Análise: Pedido de Moraes sobre IA permite questionar limites de atuação

O pedido de esclarecimento feito por Alexandre de Moraes, do STF (Supremo Tribunal Federal), ao PL sobre o uso de imagem e voz de Jair Bolsonaro em um vídeo gerado por inteligência artificial, exibido na convenção do partido no último sábado (25), acendeu um debate sobre os limites da atuação do magistrado. Em entrevista ao WW, a cientista política e professora da FGV-EESP Lara Mesquita analisou o episódio e concordou com a interpretação de que a solicitação abre margem para questionar até onde pode ir esse nível de interferência.

Convenção não é campanha, diz Mesquita

Lara Mesquita ressaltou que é preciso distinguir juridicamente o contexto em que o vídeo foi exibido. “Convenção não é campanha. Convenção é, inclusive, para definir quem vai ser o candidato”, afirmou. Para ela, classificar o vídeo como peça de campanha — que é o que a resolução do TSE (Tribunal Superior Eleitoral) regulamenta — seria “forçar um pouco a barra”.

O analista de Política da CNN Caio Junqueira destacou que já existe uma ação no TSE, promovida pelo PT, sobre o uso da inteligência artificial, e que a defesa já se manifestou.

Segundo Caio Junqueira, três advogados eleitorais sem vinculação partidária avaliaram que o conteúdo estaria em conformidade com a Resolução 23.610, uma vez que o evento era fechado, restrito a militantes, e o vídeo indicava tratar-se de IA. “A posição oficial deles é que Bolsonaro não autorizou“, acrescentou o analista, referindo-se à defesa.

Limites da atuação de Moraes em debate

Além do episódio do vídeo, Lara Mesquita também questionou outros aspectos da atuação de Alexandre de Moraes. Ela citou o caso de uma carta escrita por Jair Bolsonaro (PL), que está em prisão domiciliar, indagando: “Como assim uma pessoa que está presa não pode escrever uma carta?”
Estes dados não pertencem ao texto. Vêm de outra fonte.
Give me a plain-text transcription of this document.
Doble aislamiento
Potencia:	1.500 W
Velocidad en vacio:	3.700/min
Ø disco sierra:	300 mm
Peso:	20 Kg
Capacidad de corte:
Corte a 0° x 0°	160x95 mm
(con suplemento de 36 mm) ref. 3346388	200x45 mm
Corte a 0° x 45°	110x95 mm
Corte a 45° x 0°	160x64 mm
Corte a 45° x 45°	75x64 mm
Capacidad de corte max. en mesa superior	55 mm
Para a cientista política, é fundamental refletir sobre até onde pode ir esse nível de interferência do magistrado. “Me preocupa bastante”, disse ela.

Mesquita ressaltou que suas ponderações não minimizam a gravidade das condutas que levaram à condenação de Jair Bolsonaro. “Não quero com isso dizer que o que o ex-presidente Jair Bolsonaro fez, que levou à condenação dele, é algo pequeno, que não é sério”, afirmou.

Ainda assim, para ela, é necessário resguardar os valores democráticos: “A gente está numa democracia e tem valores muito fortes numa democracia que a gente tem que resguardar”.

STF e a arena eleitoral

No contexto mais amplo, Caio Junqueira apontou que o STF — em especial Alexandre de Moraes e Gilmar Mendes — tem tentado tomar decisões que afetam a arena eleitoral, mesmo sem estar mais no TSE.

O TSE atual, comandado por Nunes Marques e com André Mendonça como vice, é visto pelo analista como menos intervencionista do que a postura adotada por Moraes em 2022, quando buscava regular o discurso nas redes sociais.